Services and WiFi services are set to “speed-profile,” which means that select methods in these services are Ahead-of-Time (AOT) compiled. (A method refers to a set of code which can be called at any point by name.) This reduces RAM usage and storage, as the Android system will not need to continuously recompile essential services that run on the device. Meanwhile, shared APKs are set to “quicken,” which is designed to give extra battery life and extra CPU cycles by optimizing dex instructions to get better performance.

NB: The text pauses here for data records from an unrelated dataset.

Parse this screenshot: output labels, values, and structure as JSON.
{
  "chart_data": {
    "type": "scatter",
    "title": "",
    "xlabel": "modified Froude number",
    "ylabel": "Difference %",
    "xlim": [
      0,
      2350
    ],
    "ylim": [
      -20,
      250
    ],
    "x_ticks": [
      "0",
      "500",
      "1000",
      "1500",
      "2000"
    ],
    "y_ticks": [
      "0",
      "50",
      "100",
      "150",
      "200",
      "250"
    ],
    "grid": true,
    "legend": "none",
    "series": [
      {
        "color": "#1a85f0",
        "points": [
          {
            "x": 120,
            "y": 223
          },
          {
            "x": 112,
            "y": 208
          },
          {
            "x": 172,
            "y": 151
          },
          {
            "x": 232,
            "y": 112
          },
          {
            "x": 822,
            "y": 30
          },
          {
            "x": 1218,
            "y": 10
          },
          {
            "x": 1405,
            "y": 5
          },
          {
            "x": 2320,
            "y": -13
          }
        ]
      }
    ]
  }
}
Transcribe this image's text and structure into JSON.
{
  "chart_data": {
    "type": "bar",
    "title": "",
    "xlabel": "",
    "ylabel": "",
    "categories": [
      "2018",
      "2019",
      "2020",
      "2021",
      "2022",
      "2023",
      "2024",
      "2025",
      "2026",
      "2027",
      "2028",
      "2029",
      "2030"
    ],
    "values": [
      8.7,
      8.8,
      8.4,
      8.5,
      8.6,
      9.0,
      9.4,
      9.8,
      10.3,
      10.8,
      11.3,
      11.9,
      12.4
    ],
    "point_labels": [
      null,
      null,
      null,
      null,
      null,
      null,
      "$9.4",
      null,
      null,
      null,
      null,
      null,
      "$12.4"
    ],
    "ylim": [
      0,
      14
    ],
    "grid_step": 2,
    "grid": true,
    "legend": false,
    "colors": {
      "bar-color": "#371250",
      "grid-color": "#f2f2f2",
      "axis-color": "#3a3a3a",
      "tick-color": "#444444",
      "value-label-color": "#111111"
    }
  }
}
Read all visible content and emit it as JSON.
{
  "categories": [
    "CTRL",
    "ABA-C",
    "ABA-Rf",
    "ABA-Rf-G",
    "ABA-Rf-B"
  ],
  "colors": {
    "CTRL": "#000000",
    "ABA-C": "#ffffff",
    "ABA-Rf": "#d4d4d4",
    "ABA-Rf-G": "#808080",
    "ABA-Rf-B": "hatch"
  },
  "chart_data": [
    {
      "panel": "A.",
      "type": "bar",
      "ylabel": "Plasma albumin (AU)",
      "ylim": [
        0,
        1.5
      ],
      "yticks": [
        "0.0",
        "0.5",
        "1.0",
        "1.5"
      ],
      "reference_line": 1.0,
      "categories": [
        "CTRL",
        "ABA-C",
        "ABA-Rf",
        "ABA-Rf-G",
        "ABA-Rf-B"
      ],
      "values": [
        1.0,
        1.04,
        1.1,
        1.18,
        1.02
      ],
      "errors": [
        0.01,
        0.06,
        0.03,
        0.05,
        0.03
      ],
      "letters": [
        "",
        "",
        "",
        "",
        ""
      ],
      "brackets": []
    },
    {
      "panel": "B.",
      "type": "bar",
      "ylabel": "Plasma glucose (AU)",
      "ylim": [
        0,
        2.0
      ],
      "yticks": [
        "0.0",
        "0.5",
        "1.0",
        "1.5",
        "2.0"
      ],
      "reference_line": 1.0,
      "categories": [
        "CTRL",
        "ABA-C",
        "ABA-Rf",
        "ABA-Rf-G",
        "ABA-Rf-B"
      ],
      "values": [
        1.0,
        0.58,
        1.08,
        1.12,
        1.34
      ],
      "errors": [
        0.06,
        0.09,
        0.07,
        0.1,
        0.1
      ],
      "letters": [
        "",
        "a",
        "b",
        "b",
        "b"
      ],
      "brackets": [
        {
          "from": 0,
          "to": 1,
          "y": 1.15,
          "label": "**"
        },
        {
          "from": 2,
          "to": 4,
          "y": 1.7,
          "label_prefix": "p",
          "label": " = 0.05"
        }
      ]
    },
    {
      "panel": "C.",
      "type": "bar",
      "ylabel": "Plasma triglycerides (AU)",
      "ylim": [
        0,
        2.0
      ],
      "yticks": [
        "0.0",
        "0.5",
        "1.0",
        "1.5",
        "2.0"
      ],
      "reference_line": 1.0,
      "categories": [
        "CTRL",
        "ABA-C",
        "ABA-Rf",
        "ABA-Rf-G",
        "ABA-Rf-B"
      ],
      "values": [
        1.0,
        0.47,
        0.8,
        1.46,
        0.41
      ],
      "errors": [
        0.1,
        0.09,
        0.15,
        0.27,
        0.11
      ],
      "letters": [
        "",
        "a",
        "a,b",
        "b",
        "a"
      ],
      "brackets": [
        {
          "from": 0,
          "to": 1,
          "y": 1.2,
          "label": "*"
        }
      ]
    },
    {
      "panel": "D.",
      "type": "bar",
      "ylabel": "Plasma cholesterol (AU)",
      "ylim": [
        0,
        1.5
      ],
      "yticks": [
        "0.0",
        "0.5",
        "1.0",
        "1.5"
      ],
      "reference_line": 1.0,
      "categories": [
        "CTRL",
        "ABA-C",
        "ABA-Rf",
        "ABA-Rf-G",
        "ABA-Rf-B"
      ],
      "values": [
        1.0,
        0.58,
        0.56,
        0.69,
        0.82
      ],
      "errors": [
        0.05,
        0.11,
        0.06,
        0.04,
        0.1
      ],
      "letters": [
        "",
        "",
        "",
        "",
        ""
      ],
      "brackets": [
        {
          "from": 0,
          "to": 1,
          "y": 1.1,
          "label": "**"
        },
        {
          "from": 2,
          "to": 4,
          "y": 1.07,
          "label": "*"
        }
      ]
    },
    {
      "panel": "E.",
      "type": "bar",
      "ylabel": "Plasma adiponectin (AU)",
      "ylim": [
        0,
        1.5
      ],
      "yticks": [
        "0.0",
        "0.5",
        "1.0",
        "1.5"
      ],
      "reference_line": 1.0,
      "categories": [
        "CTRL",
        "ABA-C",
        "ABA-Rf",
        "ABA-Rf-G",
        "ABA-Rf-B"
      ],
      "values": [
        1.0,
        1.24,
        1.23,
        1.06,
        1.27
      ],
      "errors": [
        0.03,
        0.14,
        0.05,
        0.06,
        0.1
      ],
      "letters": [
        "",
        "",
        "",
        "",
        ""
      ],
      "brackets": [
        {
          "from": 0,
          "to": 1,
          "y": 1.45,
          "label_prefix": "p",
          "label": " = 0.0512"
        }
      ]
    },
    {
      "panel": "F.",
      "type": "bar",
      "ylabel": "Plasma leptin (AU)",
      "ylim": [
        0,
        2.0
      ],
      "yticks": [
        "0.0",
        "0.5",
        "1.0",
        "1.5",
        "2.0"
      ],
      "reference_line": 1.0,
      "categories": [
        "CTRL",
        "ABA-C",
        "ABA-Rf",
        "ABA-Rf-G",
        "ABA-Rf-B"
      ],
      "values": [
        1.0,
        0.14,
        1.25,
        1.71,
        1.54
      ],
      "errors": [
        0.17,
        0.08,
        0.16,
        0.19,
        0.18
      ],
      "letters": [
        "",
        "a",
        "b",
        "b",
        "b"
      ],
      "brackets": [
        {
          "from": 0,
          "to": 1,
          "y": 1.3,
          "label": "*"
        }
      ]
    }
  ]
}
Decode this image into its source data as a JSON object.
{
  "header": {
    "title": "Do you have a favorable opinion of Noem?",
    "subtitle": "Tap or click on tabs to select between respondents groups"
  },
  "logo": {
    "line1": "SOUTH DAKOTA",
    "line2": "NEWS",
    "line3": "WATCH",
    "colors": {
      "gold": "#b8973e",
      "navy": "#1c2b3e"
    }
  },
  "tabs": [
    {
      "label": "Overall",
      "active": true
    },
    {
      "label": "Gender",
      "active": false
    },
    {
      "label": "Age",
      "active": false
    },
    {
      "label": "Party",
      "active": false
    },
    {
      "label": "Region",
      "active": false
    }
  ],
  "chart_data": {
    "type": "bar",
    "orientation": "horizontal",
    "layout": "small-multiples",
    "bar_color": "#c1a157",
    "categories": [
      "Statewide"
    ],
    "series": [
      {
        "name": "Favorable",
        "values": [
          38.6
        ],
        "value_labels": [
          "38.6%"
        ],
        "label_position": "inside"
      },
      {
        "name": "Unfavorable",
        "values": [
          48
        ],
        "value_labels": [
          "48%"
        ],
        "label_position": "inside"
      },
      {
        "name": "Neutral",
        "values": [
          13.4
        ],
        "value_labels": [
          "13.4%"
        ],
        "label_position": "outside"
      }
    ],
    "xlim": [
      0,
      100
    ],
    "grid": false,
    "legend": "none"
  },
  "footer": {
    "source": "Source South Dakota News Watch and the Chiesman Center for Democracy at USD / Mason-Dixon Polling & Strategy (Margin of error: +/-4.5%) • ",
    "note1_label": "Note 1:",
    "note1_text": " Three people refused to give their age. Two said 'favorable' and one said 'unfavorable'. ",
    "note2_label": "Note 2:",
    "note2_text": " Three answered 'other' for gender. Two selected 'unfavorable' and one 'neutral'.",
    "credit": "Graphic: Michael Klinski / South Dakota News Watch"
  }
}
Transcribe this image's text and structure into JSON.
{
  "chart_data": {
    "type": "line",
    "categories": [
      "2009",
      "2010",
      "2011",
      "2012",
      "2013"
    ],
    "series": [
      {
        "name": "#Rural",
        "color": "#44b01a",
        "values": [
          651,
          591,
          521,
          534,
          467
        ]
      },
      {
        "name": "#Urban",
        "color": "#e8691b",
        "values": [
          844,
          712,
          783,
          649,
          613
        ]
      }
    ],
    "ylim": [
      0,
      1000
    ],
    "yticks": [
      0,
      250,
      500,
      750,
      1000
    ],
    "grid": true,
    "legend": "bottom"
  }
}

In terms of dex optimizations, Android Go does quite a lot. For starters, after 10 days it will downgrade an application if it isn’t used to save space. Downgrading here does not refer to the actual version number of the application decreasing, but rather it means that the dalvik_cache for the app will be wiped. The Dalvik cache is used so that the device does not need to recompile apps, instead, it is compiling only the most necessary parts of it and caching that. The rest is compiled using the Just in Time (JIT) compiler when the application is run. If the application is not used for 10 days, however, then the essential parts of the application which are pre-compiled are also removed. This is done to free up as much space as possible. Another simple change is not allowing an app’s RAM usage to exceed 256MB so that an app cannot use all of the RAM on the device.